Comprehensive Summary
This study evaluated deep learning models to differentiate incomplete Kawasaki disease from pneumonia on echocardiographic images. Investigators collected 2D echocardiographic images of the coronary artery in short-axis view from 203 children under six years of age presenting with a high-grade fever, 138 of which had incomplete Kawasaki disease and 65 of which had pneumonia (none had both).
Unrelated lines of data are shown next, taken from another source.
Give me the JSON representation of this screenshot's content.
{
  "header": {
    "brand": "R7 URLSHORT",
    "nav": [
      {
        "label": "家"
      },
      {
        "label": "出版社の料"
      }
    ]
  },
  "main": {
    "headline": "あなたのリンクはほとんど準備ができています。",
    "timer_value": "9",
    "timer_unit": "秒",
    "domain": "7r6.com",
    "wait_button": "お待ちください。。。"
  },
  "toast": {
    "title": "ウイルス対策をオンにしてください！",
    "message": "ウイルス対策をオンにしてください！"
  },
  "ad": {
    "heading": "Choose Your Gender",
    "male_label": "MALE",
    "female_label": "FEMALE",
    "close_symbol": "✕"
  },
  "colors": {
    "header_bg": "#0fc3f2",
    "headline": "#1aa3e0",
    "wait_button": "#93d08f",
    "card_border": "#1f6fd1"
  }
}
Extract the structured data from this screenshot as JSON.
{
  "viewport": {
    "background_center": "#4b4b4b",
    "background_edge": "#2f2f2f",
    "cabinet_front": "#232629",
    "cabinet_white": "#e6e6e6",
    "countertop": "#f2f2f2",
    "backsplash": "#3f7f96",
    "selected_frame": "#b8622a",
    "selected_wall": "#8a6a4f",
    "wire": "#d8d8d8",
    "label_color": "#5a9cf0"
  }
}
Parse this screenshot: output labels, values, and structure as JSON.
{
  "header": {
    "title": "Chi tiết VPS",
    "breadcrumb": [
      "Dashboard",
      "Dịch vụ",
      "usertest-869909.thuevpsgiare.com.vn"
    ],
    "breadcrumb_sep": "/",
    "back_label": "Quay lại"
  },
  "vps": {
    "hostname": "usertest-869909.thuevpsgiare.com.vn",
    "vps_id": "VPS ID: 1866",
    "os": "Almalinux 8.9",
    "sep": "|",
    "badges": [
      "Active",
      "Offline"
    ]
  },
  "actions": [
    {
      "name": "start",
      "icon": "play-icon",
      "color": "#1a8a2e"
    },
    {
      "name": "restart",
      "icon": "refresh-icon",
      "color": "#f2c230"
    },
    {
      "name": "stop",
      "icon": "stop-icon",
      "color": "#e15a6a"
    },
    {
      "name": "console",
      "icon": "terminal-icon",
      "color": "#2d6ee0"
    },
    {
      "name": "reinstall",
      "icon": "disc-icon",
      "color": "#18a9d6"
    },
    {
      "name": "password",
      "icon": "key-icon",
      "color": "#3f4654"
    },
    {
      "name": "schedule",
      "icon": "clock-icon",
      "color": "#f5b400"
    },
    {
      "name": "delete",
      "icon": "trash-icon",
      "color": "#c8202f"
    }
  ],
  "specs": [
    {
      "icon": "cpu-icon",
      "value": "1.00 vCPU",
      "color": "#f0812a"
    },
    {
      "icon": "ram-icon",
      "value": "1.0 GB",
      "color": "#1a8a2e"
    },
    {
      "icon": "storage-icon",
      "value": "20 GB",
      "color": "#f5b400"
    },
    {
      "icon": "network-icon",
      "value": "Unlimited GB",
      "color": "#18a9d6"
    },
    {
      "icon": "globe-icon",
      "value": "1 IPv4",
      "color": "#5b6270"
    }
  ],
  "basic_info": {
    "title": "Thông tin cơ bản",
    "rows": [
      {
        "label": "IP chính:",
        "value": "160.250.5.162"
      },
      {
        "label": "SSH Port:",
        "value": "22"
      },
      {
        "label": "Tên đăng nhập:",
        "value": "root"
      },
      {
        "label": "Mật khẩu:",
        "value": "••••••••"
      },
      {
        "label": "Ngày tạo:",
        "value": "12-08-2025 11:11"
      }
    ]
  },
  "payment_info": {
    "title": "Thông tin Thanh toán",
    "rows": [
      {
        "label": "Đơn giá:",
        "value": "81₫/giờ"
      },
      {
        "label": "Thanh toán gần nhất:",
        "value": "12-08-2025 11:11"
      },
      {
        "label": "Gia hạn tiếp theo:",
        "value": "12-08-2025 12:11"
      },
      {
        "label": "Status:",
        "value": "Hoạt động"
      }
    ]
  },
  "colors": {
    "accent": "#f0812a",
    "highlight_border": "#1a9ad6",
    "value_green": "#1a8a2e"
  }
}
Two models were developed, Multiple Receptive Attention Network (MRANet) and Multiple Large Receptive Attention Network (MLRANet), each using receptive attention layers, increased parallel convolutional layers of different dilation rates, and feature maps to detect coronary artery features at multiple scales. 10-fold cross-validation was used to evaluate performance compared to VGG, Xception ResNet, ResNext, SEResNet, SEResNext, and EfficientNet. Classification was assessed based on accuracy, F1 score, sensitivity, specificity, positive predictive value (PPV) and negative predictive value (NPV). MLRANet achieved the best results, with 84.73% accuracy, 93.48% sensitivity, 66.15% specificity, 85.43% PPV, and 82.69% NPV. It also had the highest areas under the curve for precision-recall and receiver operating characteristic curves (0.893 and 0.818 respectively). MRANet was second best and the remaining deep learning algorithms performed at least 10 to 20 points lower in nearly all areas. Using wider and more diverse receptive fields (increasing the number of parallel convolution layers and dilation rates) also enhanced performance. These results were near the accuracy of experienced Kawasaki Disease specialists who have achieved about 85% sensitivity and 70% specificity. Class activation mapping showed that similar to expert cardiologists, MRANet and MLRANet exhibited a higher focus on the coronary arteries within the images in contrast to comparator models. The study was limited by a relatively small data set and the relatively larger incomplete Kawasaki Disease dataset relative to pneumonia.
Outcomes and Implications
Incomplete Kawasaki disease is often difficult to diagnose early, and late diagnoses increases the chance of coronary artery aneurysms. MRLANet achieved expert-level accuracy and offers a diagnostic support tool for hospitals without ready access to pediatric cardiology specialists. The model can improve interpretability and clinician confidence by aligning attention with clinically relevant coronary features as compared to black-box approaches performed by other models. In the future, the integration of models such as MLRANet into echocardiography workflows could allow for faster and more accurate differentiation between febrile illnesses, thus allowing for earlier treatment and reducing long-term cardiac complications in children.